Keys are byte strings; a key (or query) containing wide characters croaks before any lock is taken. Values are unsigned integers stored as 64-bit.

Delete and clear

my $removed = $t->delete($key);   # 1 if removed, 0 if absent
my $removed = $t->remove($key);   # alias for delete
$t->clear;                        # remove every key

delete (aliased remove) removes $key, returning 1 if it was present or 0 if it was absent. As noted above, delete is lazy in v1: it unmarks the key and decrements count, but does not reclaim node or arena space. Re-inserting the same key reuses its existing path at no extra cost; inserting many distinct keys after deletes still consumes fresh capacity. clear empties the tree and reclaims all node and arena space at once.

Size and stats

my $n = $t->count;   # number of stored keys
my $n = $t->size;    # alias for count

count (aliased size) is the current number of distinct stored keys.
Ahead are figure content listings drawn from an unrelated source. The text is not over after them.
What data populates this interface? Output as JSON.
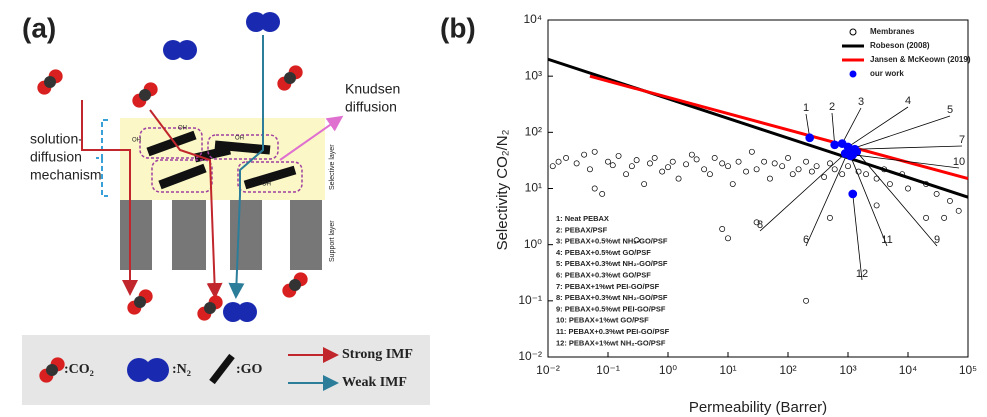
{
  "panel_a": {
    "label": "(a)",
    "knudsen": [
      "Knudsen",
      "diffusion"
    ],
    "mechanism": [
      "solution-",
      "diffusion",
      "mechanism"
    ],
    "selective_layer": "Selective layer",
    "support_layer": "Support layer",
    "oh_labels": [
      "OH",
      "OH",
      "OH",
      "OH"
    ],
    "legend": {
      "co2": ":CO₂",
      "n2": ":N₂",
      "go": ":GO",
      "strong": "Strong IMF",
      "weak": "Weak IMF"
    }
  },
  "chart_data": {
    "type": "scatter",
    "panel_label": "(b)",
    "x_label": "Permeability (Barrer)",
    "y_label": "Selectivity CO₂/N₂",
    "log_x": true,
    "log_y": true,
    "xlim": [
      0.01,
      100000
    ],
    "ylim": [
      0.01,
      10000
    ],
    "xticks": [
      {
        "value": 0.01,
        "label": "10⁻²"
      },
      {
        "value": 0.1,
        "label": "10⁻¹"
      },
      {
        "value": 1,
        "label": "10⁰"
      },
      {
        "value": 10,
        "label": "10¹"
      },
      {
        "value": 100,
        "label": "10²"
      },
      {
        "value": 1000,
        "label": "10³"
      },
      {
        "value": 10000,
        "label": "10⁴"
      },
      {
        "value": 100000,
        "label": "10⁵"
      }
    ],
    "yticks": [
      {
        "value": 0.01,
        "label": "10⁻²"
      },
      {
        "value": 0.1,
        "label": "10⁻¹"
      },
      {
        "value": 1,
        "label": "10⁰"
      },
      {
        "value": 10,
        "label": "10¹"
      },
      {
        "value": 100,
        "label": "10²"
      },
      {
        "value": 1000,
        "label": "10³"
      },
      {
        "value": 10000,
        "label": "10⁴"
      }
    ],
    "legend_position": "upper right",
    "series": [
      {
        "name": "Membranes",
        "style": "open-circle",
        "color": "#000000",
        "x": [
          0.012,
          0.015,
          0.02,
          0.03,
          0.04,
          0.05,
          0.06,
          0.08,
          0.1,
          0.12,
          0.15,
          0.2,
          0.25,
          0.3,
          0.4,
          0.5,
          0.6,
          0.8,
          1,
          1.2,
          1.5,
          2,
          2.5,
          3,
          4,
          5,
          6,
          8,
          10,
          12,
          15,
          20,
          25,
          30,
          40,
          50,
          60,
          80,
          100,
          120,
          150,
          200,
          250,
          300,
          400,
          500,
          600,
          800,
          1000,
          1500,
          2000,
          3000,
          4000,
          5000,
          8000,
          10000,
          20000,
          30000,
          50000,
          70000,
          0.3,
          8,
          10,
          30,
          200,
          0.06,
          500,
          3000,
          20000,
          40000
        ],
        "values": [
          25,
          30,
          35,
          28,
          40,
          22,
          45,
          8,
          30,
          26,
          38,
          18,
          25,
          32,
          12,
          28,
          35,
          20,
          24,
          30,
          15,
          27,
          40,
          33,
          22,
          18,
          35,
          28,
          25,
          12,
          30,
          20,
          45,
          22,
          30,
          15,
          28,
          25,
          35,
          18,
          22,
          30,
          20,
          25,
          16,
          28,
          22,
          18,
          25,
          20,
          18,
          15,
          22,
          12,
          18,
          10,
          12,
          8,
          6,
          4,
          1.2,
          1.9,
          1.3,
          2.5,
          0.1,
          10,
          3,
          5,
          3,
          3
        ]
      },
      {
        "name": "Robeson (2008)",
        "style": "line",
        "color": "#000000",
        "x": [
          0.01,
          100000
        ],
        "values": [
          2000,
          7
        ]
      },
      {
        "name": "Jansen & McKeown (2019)",
        "style": "line",
        "color": "#ff0000",
        "x": [
          0.05,
          100000
        ],
        "values": [
          1000,
          15
        ]
      },
      {
        "name": "our work",
        "style": "filled-circle",
        "color": "#0000ff",
        "x": [
          230,
          600,
          800,
          1000,
          1100,
          1000,
          1300,
          900,
          1400,
          1200,
          1100,
          1200
        ],
        "values": [
          80,
          60,
          63,
          55,
          50,
          45,
          50,
          42,
          45,
          40,
          38,
          8
        ],
        "point_labels": [
          "1",
          "2",
          "3",
          "4",
          "5",
          "6",
          "7",
          "8",
          "9",
          "10",
          "11",
          "12"
        ]
      }
    ],
    "notes": [
      "1: Neat PEBAX",
      "2: PEBAX/PSF",
      "3: PEBAX+0.5%wt NH₂-GO/PSF",
      "4: PEBAX+0.5%wt GO/PSF",
      "5: PEBAX+0.3%wt NH₂-GO/PSF",
      "6: PEBAX+0.3%wt GO/PSF",
      "7: PEBAX+1%wt PEI-GO/PSF",
      "8: PEBAX+0.3%wt NH₂-GO/PSF",
      "9: PEBAX+0.5%wt PEI-GO/PSF",
      "10: PEBAX+1%wt GO/PSF",
      "11: PEBAX+0.3%wt PEI-GO/PSF",
      "12: PEBAX+1%wt NH₂-GO/PSF"
    ]
  }
}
See "STATS" for the full stats hashref.

Lifecycle

$t->path; $t->memfd; $t->sync; $t->unlink;   # or Class->unlink($path)

sync flushes the mapping to its backing store (a no-op for anonymous and memfd trees, which have none); unlink removes the backing file (also callable as Class->unlink($path)); path returns the backing path (undef for anonymous, memfd, or fd-reopened trees) and memfd the backing descriptor -- the memfd of a new_memfd tree or the dup'd fd of a new_from_fd tree, and -1 for file-backed or anonymous trees.

STATS

stats() returns a hashref describing the tree:

  • keys -- the number of distinct stored keys (same as count).
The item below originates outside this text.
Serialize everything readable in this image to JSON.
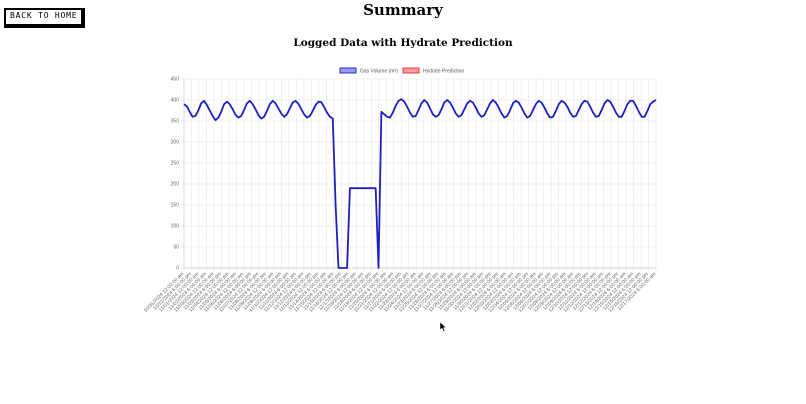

  • nodes_used -- high-water number of node-pool slots ever allocated (includes the NIL sentinel and the root). With lazy delete this never decreases except on clear.

  • nodes_capacity -- the fixed node-pool capacity.

  • arena_used -- bytes of label arena consumed (never decreases except on clear).

  • arena_capacity -- the fixed label-arena capacity in bytes.

  • ops -- running count of operations that took the write lock (insert, delete, clear).

  • mmap_size -- bytes of the shared mapping.

SHARING ACROSS PROCESSES

The tree lives in a shared mapping, shared the same three ways as the rest of the family: a backing file (every process calls new($path, ...) on the same path), an anonymous mapping inherited across fork, or a memfd whose descriptor is passed to an unrelated process (over a UNIX socket via SCM_RIGHTS, or via /proc/$pid/fd/$n) and reopened with new_from_fd($fd). Because the mapping is shared, every process inserts into and queries the same tree. All mutation is serialized by the write lock, so the final contents are independent of how the processes interleave.

# parent and children share one radix tree with no coordination
my $t = Data::RadixTree::Shared->new(undef, 1 << 16, 1 << 20);   # before fork
unless (fork) { $t->insert("child-$_", $_) for 1 .. 1000; exit }
wait;
print $t->count, "\n";   # reflects the child's inserts

SECURITY

The mmap region is writable by all processes that open it, and a reopened file is trusted: validation checks the header geometry but cannot vet every internal node index against a maliciously crafted file. A hostile file could direct a walk to an out-of-range node index. Do not share backing files with, or reopen files from, untrusted processes.

CRASH SAFETY

Mutation is guarded by a futex-based write-preferring rwlock with PID-encoded ownership; if a holder dies, the next contender detects the dead owner and recovers. Because an insert performs all of its node/arena allocations under the lock after a capacity pre-check, a crash leaves the tree consistent up to the last completed insert or delete. Limitation: PID reuse is not detected (very unlikely in practice).

SEE ALSO

Data::DisjointSet::Shared, Data::Intern::Shared, Data::SortedSet::Shared, Data::SpatialHash::Shared, Data::Histogram::Shared, Data::CountMinSketch::Shared, Data::HyperLogLog::Shared, Data::BloomFilter::Shared, and the rest of the Data::*::Shared family.

AUTHOR

vividsnow

LICENSE

This is free software; you can redistribute it and/or modify it under the same terms as Perl itself.